Drone missile attacks near to Pakistan’s Afghan border have become an everyday occurrence since Obama took power
Declan Walsh in Islamabad, The Guardian, Oct 7, 2010
US drone near Pakistan
The Obama administration has authorised 125 drone strikes so far – twice the number George Bush used in his last five years in power. Photograph: Kirsty Wigglesworth/AP
The Pashtun tribesmen have several nicknames for the drones that endlessly circle over their mud-walled mountain villages. Some call them “wasps” or “mosquitoes”, after the low buzz emitted by the pilotless aircraft’s small engines.
But the most telling name is “bangana” – the Pashto word for a thunderclap – after the terrifying impact of a laser-guided Hellfire missile as it slams into a building, often obliterating everyone inside.
Since the CIA launched its first drone strike in Pakistan in June 2004, killing a young Taliban leader, such missile attacks have become an everyday event in North and South Waziristan, along the troubled Afghan border.

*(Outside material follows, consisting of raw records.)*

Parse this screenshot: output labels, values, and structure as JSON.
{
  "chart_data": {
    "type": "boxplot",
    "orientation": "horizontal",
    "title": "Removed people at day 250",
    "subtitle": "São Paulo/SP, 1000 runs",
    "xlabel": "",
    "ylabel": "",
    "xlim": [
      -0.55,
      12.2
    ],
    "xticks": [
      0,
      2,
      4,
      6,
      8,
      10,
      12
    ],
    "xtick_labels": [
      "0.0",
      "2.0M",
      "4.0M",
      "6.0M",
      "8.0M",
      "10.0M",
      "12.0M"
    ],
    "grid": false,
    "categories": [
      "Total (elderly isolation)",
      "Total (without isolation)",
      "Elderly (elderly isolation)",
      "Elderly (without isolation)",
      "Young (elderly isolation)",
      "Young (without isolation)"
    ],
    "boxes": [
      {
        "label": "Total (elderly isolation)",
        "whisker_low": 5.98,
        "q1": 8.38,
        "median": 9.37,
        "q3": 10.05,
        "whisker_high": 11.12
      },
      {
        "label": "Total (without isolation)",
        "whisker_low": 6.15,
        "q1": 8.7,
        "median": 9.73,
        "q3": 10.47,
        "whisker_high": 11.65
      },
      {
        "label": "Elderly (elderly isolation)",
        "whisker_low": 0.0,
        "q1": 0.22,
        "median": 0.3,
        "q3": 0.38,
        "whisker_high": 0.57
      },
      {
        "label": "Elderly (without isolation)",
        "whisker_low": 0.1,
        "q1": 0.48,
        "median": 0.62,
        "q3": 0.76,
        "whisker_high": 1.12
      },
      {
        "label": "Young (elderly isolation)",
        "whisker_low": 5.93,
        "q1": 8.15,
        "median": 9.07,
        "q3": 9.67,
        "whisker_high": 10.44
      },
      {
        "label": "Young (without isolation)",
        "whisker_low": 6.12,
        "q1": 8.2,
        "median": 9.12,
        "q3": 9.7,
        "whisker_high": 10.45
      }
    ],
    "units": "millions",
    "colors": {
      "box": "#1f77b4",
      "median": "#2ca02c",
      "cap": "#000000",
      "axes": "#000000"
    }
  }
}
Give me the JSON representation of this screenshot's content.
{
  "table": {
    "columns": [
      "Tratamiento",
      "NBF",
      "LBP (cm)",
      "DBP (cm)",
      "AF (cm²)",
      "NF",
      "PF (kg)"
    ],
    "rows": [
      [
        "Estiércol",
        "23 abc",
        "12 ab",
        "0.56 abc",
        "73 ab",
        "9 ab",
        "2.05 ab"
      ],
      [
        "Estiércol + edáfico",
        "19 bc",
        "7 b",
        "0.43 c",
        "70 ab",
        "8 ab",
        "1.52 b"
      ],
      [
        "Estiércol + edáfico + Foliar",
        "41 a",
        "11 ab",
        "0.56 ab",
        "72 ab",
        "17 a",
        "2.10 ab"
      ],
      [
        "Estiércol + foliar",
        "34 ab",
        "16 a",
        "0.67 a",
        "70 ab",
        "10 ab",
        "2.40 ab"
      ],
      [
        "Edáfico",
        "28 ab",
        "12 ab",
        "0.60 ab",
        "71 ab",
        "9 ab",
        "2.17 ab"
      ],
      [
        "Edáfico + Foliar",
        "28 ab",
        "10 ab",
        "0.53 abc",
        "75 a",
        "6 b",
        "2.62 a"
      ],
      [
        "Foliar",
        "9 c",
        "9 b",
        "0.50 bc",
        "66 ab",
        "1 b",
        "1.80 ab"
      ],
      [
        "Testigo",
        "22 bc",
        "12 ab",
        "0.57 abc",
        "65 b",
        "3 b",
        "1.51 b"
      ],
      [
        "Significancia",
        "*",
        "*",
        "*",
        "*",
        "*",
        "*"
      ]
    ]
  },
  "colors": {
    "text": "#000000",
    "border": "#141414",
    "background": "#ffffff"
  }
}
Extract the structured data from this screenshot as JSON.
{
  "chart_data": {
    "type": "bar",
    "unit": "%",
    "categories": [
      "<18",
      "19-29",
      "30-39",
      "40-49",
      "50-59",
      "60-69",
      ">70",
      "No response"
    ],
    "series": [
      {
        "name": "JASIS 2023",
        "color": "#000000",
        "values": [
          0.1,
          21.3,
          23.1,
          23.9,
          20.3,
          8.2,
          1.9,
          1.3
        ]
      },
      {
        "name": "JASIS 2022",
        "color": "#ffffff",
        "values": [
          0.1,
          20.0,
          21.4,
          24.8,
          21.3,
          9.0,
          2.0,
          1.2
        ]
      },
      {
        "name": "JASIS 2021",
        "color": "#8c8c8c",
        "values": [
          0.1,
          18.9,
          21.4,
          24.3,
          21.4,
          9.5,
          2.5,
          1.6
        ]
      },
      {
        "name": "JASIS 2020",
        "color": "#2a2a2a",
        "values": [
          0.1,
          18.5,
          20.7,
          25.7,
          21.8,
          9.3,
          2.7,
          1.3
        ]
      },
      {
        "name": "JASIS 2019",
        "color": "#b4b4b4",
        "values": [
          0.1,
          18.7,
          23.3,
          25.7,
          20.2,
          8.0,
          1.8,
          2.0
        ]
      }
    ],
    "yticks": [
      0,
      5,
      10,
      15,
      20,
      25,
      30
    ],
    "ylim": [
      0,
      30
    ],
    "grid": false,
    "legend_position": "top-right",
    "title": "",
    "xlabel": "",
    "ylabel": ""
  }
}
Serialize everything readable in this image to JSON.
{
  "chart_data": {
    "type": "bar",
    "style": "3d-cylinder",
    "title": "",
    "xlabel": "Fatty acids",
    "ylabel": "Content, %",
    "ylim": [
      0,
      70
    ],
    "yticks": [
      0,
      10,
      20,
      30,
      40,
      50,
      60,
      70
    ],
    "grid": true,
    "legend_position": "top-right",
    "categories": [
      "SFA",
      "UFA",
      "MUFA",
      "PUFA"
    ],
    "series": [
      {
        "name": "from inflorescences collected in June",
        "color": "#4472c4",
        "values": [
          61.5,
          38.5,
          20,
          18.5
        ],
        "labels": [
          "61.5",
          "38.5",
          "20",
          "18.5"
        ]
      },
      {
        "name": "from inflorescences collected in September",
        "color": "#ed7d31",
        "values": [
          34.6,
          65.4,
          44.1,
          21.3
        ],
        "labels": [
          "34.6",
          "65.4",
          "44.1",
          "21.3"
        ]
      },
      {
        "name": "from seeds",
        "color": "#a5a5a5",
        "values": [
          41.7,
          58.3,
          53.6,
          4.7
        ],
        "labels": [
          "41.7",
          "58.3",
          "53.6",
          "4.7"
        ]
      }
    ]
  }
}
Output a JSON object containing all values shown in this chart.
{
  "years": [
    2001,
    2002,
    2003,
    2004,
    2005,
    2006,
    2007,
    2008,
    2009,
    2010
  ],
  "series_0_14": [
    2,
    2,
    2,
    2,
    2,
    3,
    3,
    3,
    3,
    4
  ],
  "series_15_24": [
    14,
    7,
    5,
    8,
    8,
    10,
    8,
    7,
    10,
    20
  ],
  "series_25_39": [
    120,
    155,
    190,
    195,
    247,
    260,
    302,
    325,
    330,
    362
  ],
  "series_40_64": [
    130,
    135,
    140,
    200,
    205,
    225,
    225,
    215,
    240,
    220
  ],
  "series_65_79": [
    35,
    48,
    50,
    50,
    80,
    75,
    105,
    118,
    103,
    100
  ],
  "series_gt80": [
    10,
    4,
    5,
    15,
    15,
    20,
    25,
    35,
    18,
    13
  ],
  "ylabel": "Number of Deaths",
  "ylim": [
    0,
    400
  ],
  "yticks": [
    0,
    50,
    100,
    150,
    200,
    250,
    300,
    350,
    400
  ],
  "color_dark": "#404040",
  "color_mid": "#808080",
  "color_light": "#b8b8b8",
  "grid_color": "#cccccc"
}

Predator and larger Reaper drones have killed up to 1,800 people, according to media estimates gathered by the New American Foundation, including at least two dozen senior al-Qaida operatives and hundreds of more junior militants.
But the drones also kill many civilians – the exact toll is hotly contested – and debate rages, in Pakistan and abroad, about whether they ultimately quell militancy or encourage it.
Washington has few doubts. So far Barack Obama has signed off on over 125 strikes – twice the number authorised by George Bush during the last five years of his presidency. Manufacturers are scrambling to keep up with demand from the CIA.